Танцовщица из Идзу | страница 4



Принцип естественности художественного образа, присущий эстетике дзэн и исходящий из восприятия природы как главного всеобщего начала, не отводит человеку какой-либо исключительной роли. Мир не рассматривается как арена человеческих деяний, в котором человек — герой и творец. В искусстве дзэн человек выступает как одно из явлений природы и находится с ней в нерасторжимом единстве. В эстетике дзэн доминирует взгляд на природу как на субстанцию, обладающую прежде всего эстетическим значением.

Таким образом, учение дзэн не только сковывает социальную активность человека, оно игнорирует классовое деление общества. А искусство дзэн, отвергая все инструменты анализа, не способствует раскрытию социальных причин тех зол, которые заключены в самой природе классового общества. Эта историческая ограниченность дзэн в какой-то степени сказывается и в творчестве Ясунари Кавабаты.

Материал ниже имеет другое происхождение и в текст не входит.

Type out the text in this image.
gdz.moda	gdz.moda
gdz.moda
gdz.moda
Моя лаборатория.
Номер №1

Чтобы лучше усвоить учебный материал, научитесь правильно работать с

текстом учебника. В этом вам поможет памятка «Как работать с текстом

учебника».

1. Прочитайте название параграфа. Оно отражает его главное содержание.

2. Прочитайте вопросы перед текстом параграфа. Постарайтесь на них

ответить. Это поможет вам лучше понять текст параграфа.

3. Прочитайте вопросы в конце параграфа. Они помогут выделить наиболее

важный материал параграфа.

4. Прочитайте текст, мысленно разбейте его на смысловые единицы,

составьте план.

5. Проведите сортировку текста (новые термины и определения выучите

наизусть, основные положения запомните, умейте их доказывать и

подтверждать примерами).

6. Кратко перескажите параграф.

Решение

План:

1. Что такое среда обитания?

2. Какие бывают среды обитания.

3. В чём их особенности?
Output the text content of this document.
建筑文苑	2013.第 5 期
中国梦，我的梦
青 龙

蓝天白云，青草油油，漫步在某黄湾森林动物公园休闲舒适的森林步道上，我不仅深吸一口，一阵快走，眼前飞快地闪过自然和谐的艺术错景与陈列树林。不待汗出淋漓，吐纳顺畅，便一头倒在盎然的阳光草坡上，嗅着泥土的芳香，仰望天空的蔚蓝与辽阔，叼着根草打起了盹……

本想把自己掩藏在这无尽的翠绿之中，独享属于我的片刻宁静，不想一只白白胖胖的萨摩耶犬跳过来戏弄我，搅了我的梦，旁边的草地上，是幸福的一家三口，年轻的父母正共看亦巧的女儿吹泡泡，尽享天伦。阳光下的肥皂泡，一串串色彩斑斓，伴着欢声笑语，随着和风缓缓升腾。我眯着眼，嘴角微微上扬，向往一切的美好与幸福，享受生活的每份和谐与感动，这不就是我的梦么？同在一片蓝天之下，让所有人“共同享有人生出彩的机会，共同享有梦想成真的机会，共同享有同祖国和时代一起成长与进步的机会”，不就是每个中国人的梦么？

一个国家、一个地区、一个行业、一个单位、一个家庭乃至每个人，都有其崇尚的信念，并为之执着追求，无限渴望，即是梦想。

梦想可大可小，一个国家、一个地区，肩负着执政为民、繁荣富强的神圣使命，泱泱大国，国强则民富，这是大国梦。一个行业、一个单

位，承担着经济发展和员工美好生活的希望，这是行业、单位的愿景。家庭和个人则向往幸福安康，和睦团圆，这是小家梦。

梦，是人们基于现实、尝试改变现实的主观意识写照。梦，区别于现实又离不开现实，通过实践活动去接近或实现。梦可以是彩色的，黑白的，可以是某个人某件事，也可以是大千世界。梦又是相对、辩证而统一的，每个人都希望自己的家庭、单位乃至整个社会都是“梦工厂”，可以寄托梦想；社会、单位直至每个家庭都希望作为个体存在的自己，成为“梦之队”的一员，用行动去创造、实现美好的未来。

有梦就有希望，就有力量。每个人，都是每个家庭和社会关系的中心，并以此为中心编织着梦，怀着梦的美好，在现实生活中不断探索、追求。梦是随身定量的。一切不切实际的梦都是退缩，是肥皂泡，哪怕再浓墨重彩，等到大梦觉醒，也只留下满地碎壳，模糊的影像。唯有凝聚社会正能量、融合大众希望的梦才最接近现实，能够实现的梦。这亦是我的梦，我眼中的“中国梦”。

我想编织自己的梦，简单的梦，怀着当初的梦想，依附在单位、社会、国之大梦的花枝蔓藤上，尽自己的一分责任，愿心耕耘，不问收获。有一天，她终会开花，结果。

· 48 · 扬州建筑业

Но хотя дзэн не призывает к социальному преобразованию, его принцип естественности и простоты как неотъемлемых свойств духовной цельности, его признанно природного равенства людей объективно направлены против существующих буржуазных общественных установлений. Дзэнское презрение к внешним знакам славы и силы, ложной значительности легко согласуется с классическим японским представлением о прекрасном. Идеал японской красоты в ее существенных чертах выражен был уже в литературном памятнике IX в. — в «Повести о старике Такэтори», в котором был использован сюжет одной из старинных легенд. Старик Такэтори (буквально: собирающий бамбук) нашел в коленце бамбука крошечную девочку, красота которой обворожила всех юношей среди японской знати. В повести говорится: «Кагуяхимэ ростом в три сун[1] была прекрасна». Эстетизм японцев внешним знакам ложной значительности противопоставляет значительность слабого и малого. В японском языке слово «красота» («уцукуси») заимствовано из китайского. А китайский иероглиф «мэй» состоит из двух компонентов, которыми обозначаются «баран» и «большой». Вероятно, у древних китайцев представление о красоте было связано с понятием изобилия, силы и могущества, как это бросается в глаза в скульптуре и живописи европейской античности. Японцы же, заимствовав чужое слово, вложили в него свое понятие о прекрасном. Ооно Син, автор книги «Следы возраста японских слов», пишет: «Я думаю, что представление о прекрасном у японцев связано не с понятием добра и обилия, а, скорее всего, с понятиями чистоты, изящества, миниатюрности».